Hello everyone,
I have to implement a functionality which does the following things:-
- At the start of every epoch go through every batch of the entire train_dataloader.
- For each of the batch, pass the corresponding input tensor to the model and compare the outputs with a threshold value. The indices of the tensors with output values greater than the threshold will be used to extract data from the batch.
(For eg. For the batch_size of 32, if the one batch of the dataloader had a size of (32, 256), and values at index 0, 3, 9 satisfy the condition, the tensor data I need from this batch would be of size (3, 256)) - Repeat step 2 for every batch in the dataloader
- In the end, I would have a filtered subset of data I need from all the batches.
- Use this filtered subset to create a new dataloader with the same batch size (32) and use this for training the next epoch.

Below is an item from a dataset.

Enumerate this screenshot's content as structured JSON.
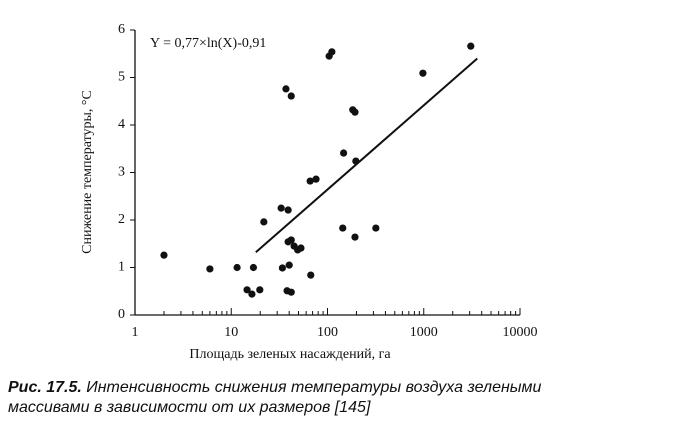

- Repeat until I get an empty dataloader
Codewise, I am doing the following things:-
Code:
class MyCallback(LearnerCallback):
def on_epoch_end(self, **kwargs):
learn.model.eval()
thresholded_inputs = []
thresholded_targets = []
for i, (inputs, targets) in enumerate(learn.data.train_dl):
outputs = learn.model(inputs)
indices = getIndicesWithOutputValuesGreaterThanThreshold(outputs)
thresholded_inputs = thresholded_inputs + inputs[indices].tolist()
thresholded_targets = thresholded_targets + targets[indices].tolist()
if len(thresholded_targets) == 0: # takes care of empty batch
return {'stop_training': True}
else:
learn.data.train_dl = createNewDataloaderWithSameBatchSize(thresholded_inputs, thresholded_targets)
learn.model.train()
return {'stop_training': False}
I want to know what would be the best way to write createNewDataloaderWithSameBatchSize method as I am facing some trouble in it. Currently I am trying to do it in the following way
Code
def createNewDataloaderWithSameBatchSize
aux_data_class = TextClasDataBunch.from_ids(dataset_location, train_ids=thresholded_inputs, valid_ids=thresholded_inputs, train_lbls=thresholded_targets, valid_lbls=thresholded_targets, vocab=data_lm.train_ds.vocab, bs=batch_size)
return aux_data_class.train_dl
But turns out, this is not behaving the I expected it to.
Does anybody know what would be the right way to do it?
Also I would like to know about some other approach to this problem as I think there must exist a more elegant way to solve it.